Tips for Caring for a Female Dog in Heat
Tips for Caring for a Female Dog
Personality-wise, female dogs and male dogs really aren't all that different. There are dominant and aggressive female dogs just like certain male dogs and vice versa—submissive and calm female dogs just like certain males. So when deciding if you want a male or female dog, your main concerns will typically be the dog's size: Females are generally smaller than males (not always but generally), and you'll want to decide whether or not you want to get the female spayed.
Although, I personally think that unless you have the intent of breeding, you should get your dog spayed or neutered because it is healthier for the dog and you prevent unwanted pregnancies. However, it is always up to you, the pet owner, as to what you want to do. If you have decided upon a female dog, you'll probably want to brush up on some information about dogs coming into heat and what a spay involves.
Commonly Asked Questions About a Female Dog's Heat Cycle
When will my female dog have her first heat cycle?
Generally, a female dog will come into her first heat sometime between the age of 6 months and 24 months.
When your female dog comes into her first heat will depend on the dog's breed.
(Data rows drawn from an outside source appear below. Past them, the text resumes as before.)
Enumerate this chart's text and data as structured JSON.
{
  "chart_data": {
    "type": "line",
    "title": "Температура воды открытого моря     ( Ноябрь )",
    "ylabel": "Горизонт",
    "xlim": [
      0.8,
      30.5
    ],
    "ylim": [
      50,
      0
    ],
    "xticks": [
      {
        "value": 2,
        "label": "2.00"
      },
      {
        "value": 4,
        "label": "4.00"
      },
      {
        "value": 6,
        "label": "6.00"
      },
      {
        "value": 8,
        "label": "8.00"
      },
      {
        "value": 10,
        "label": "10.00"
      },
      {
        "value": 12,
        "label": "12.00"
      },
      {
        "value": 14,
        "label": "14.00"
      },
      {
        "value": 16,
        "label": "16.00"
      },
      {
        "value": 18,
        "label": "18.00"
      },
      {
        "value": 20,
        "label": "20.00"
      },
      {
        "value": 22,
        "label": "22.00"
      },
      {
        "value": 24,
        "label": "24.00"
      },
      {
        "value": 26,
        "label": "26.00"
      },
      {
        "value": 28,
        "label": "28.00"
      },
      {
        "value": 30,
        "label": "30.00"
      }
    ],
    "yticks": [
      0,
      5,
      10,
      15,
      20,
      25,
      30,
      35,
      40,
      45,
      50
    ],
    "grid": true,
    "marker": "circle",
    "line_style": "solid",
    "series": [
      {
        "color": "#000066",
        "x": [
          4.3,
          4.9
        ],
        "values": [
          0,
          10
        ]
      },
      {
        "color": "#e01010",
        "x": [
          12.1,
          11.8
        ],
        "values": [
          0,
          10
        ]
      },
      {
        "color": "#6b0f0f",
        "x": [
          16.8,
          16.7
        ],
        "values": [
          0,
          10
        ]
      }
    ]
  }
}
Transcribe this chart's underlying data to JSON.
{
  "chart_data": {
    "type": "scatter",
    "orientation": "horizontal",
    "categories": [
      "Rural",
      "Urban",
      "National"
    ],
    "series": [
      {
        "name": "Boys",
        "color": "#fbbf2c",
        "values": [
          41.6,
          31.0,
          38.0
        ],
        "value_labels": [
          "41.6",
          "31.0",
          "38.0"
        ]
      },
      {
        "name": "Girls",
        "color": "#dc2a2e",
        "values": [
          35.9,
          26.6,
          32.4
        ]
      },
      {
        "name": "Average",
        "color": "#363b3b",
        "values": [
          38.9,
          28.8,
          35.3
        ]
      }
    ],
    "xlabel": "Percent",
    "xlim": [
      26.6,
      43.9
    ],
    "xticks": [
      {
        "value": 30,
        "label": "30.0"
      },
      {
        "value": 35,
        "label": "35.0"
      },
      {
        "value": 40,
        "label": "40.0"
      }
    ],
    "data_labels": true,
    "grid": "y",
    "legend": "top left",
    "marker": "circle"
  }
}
Typically, small dog breeds come into first heat sooner than larger dog breeds.
How long will my dog's heat last?
Typically, heat will last an average of 18 to 24 days.
How often will my dog go into heat?
Dogs typically go into heat once every 5-8 months, so about twice a year. Although, this will vary per dog. Smaller dogs can go into heat sooner than larger dogs.
What are the first signs of my dog going into heat?
The first sign of your dog starting her heat cycle is a swollen vulva and bloody discharge from the vulva. For the first week or so, the female dog will attract the attention of male dogs, but she usually won't allow them to mount her.
After the first week or so, she will actively court male dogs and will allow them to mount her. At this stage, the vulva may become slightly smaller and she may not have as much discharge or have a clear discharge instead of bloody, but she'll still be in heat and can still become pregnant.
Why is my dog having bloody discharge again after her heat cycle?
Typically, when your dog has her first heat, it will be a "split heat" in which she will develop a swollen vulva and have bloody discharge but she won't actually ovulate (release eggs) or let male dogs mount her. But about 2 to 6 weeks later you'll probably notice that she's in heat again; this is your dog's first real full heat cycle.
Will my elderly dog go into heat?
Older female dogs do not go through menopause, but after 7 years, your dog's heat cycle will get further and further apart.
Dealing With a Female Dog in Heat
First off, if your female dog is an indoor dog, you'll probably want to purchase a dog diaper, whether that be the dog diapers with the disposable liners or the washable dog diapers. Otherwise, you'll have blood spots all over your carpet, tiles, or wood floors. You can find the dog diapers in sizes from extra small to large, and sometimes extra large.
Keep Your Female Away From Males
Next, you want to make sure that you keep your female away from male dogs, which means that if your female dog is an outdoor dog, you want to make sure that she is properly pinned and no dog can get in or out of your yard. I would actually recommend bringing the dog in the house or in an enclosed outdoor patio until her heat cycle is complete.
Seal Up the House
For indoor dogs, you want to make sure that all doors and windows are shut all the time and you keep any unneutered male dogs that you may have away from the female.
Disguise the Scent
You can consider applying a little dab of menthol rub under the female's tail to disguise the heat just a little and to stop potential suitors. You can also use the menthol rub on your male dogs by putting a dab on the male's nose to make the female's scent—make sure whatever you use is dog-safe and in a location where it can't be ingested.
Sometimes you can mask the smell by giving your female chlorophyll tablets. Just remember to ask your vet for the exact dosage before you give your dog any medicines.
Try to keep her as calm as you can, which means avoid overly strenuous play, but make sure that you still dote attention on her in a more calming manner such as brushes and massages.
Why You Should Spay Your Dog
Consider spaying your female dog. Know and understand when you should spay your dog, why you should spay your dog, the process of spaying your dog, and the risks of spaying your dog.
Remember that by spaying your dog will reduce the risk of breast cancer in the future. You want to aim at before her first heat, but since you're reading this, I'm assuming your dog is already experiencing her heat cycle. Shoot for after her first heat and before her second, otherwise, the risks of breast cancer are the same as a dog who was never spayed at all.
If the dog is older than 2, you can still reduce severe health risks, as long as he dog is less than 5 years old. After 5, an unspayed dog has greatly increased odds of developing a uterine infection, which can be fatal if not caught early. The treatment is surgery to remove the uterus.
This article is accurate and true to the best of the author’s knowledge. It is not meant to substitute for diagnosis, prognosis, treatment, prescription, or formal and individualized advice from a veterinary medical professional. Animals exhibiting signs and symptoms of distress should be seen by a veterinarian immediately.